Common application of this problem is to find the maximum diameter of a graph (maximum shortest path between any two vertices).
Table of contents
Problem Definition
Again, just like any shortest path problems, we are given weighted, directed graph $G = (V, E)$ with no negative cycles.
If you’re not sure what I’m talking about go back to shortest path problems.
The all-pairs shortest path (ASSP) problem:
$\forall u, v \in V$, find all shortest paths from $u$ to $v$.
General Algorithm Structure
Many algorithms are based on dynamic programming.
Adjacency Matrix Representation
In this problem, the input graph is often represented as an adjacency matrix of weights.
This matrix $W \in \mathbb{R}^{n \times n}$ is defined as:
$$ w_{ij} = \begin{cases} 0 & \text{if } i = j \\[0.5em] w(i, j) & \text{if } (i, j) \in E \\[0.5em] \infty & \text{otherwise} \end{cases} $$
Do not confuse this matrix with the shortest path weight matrix. The weights here represent direct edge weights.
Outputs
The output will be two $\mathbb{R}^{n \times n}$ matrices:
- The shortest path weight matrix $L$, where each element is the shortest distance from $i$ to $j$:
$$ l_{ij} = \delta(i,j) $$
- The predecessor matrix $\Pi$, where each element is the immediate predecessor of $j$ in a shortest path from $i$ to $j$:
$$ \pi_{ij} = \begin{cases} \text{NIL} & \text{if } i = j \lor \nexists p(i,j) \\[0.5em] j.\pi & \text{in some shortest path from } i \text{ to } j \end{cases} $$
The actual shortest path will be found by recursively traversing back the predecessor matrix:
Pseudocode
def shortest_path(P, i, j):
if i == j:
return [i]
pred = P[i][j]
if pred == None:
return None
prevs = shortest_path(P, i, pred)
if prevs == None:
return None
else:
return prevs + [j]
Optimal Subproblem of Shortest Paths
Let $|V| = n$.
Let’s organize the things we know.
- Shortest path is acyclic: there can be at most $n - 1$ edges
- Subpaths of shortest paths are shortest paths
Let $l_{ij}^{(k)}$ be the shortest path weight from $i$ to $j$ using at most $k$ edges.
So technically the entries of final $L$ are $l_{ij}^{(n-1)}$.
At the base case, $k = 0$:
\[l_{ij}^{(0)} = \begin{cases} 0 & \text{if } i = j \\[0.5em] \infty & \text{otherwise} \end{cases}\]Assuming we know $l_{ij}^{(k-1)}$, we can compute $l_{ij}^{(k)}$ by taking another edge or not.
Assuming we know $l_{ix}^{(k-1)}$ for some $x$, we can compute $l_{ij}^{(k)}$ by taking the edge $(x, j)$.

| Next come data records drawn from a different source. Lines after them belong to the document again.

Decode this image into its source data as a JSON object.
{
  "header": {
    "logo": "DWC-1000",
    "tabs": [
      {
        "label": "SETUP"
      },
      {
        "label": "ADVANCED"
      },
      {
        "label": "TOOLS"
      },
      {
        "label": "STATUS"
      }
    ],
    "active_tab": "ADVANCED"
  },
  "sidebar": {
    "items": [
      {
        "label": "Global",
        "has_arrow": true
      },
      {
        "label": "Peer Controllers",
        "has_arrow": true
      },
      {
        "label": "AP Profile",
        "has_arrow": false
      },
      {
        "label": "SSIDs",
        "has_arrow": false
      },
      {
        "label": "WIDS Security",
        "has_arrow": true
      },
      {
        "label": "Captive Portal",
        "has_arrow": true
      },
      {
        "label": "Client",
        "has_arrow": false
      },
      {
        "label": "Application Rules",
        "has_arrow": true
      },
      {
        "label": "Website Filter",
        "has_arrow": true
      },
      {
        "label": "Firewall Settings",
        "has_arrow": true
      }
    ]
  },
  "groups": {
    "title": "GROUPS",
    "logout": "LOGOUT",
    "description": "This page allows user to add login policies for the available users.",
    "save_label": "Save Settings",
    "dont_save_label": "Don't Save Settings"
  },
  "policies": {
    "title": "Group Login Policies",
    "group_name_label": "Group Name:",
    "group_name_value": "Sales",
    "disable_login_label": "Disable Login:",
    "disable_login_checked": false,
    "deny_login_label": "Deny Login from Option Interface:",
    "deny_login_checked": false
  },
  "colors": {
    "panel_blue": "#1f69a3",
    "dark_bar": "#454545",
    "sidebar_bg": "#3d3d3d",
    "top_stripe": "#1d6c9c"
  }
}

This idea is captured in the following formula:
\[\begin{align*} l_{ij}^{(k)} = \min_{1 \leq x \leq n} \left( l_{ix}^{(k-1)} + w_{xj} \right) \end{align*}\]Kind of like matrix multiplication, but we are taking the minimum instead of summing, adding instead of multiplying.
Since $w_{jj} = 0$, the above formula captures all assumptions above.
It is not hard to see that finding all entries of $L^{(k)}$ will take $\Theta(n^4)$ time (nested loops for $k$, $i$, $j$, and $x$).
So we know that $L^{(k)}$ is determined by $L^{(k-1)}$ and $W$.
Let us denote the interaction between $L^{(k-1)}$ and $W$ as operator $\bullet$.
Interesting observation is that $L^{(0)}$ is actually an identity element under this operator:
\[L^{(0)} \cdot W = W\]Then:
\[L^{(k)} = L^{(0)} \cdot W^{k} = W^{k}\]Repeated Squaring
To find our desired final $L$ matrix (or $L^{(n-1)}$), we need to calculate $W^{n-1}$.
However, we don’t actually have to do this operation sequentially.
We can just square the operations until $k$ reaches $n-1$:
\[L^{(2^\lceil \log_2 n \rceil)} = W^{2^\lceil \log_2 n \rceil}\]So our outer loop on $k$ is now $O(\log n)$ instead of $O(n)$.
This results in overall complexity of $O(n^3 \log n)$ instead of $O(n^4)$.
Might as well use Dijkstra’s algorithm for each vertex, which would give us same complexity. We want a better algorithm.
Floyd-Warshall Algorithm
- Can handle negative weights, but not negative cycles of course
- Dynamic programming
- $O(n^3)$ time complexity
- Reuse shortest paths for intermediate vertices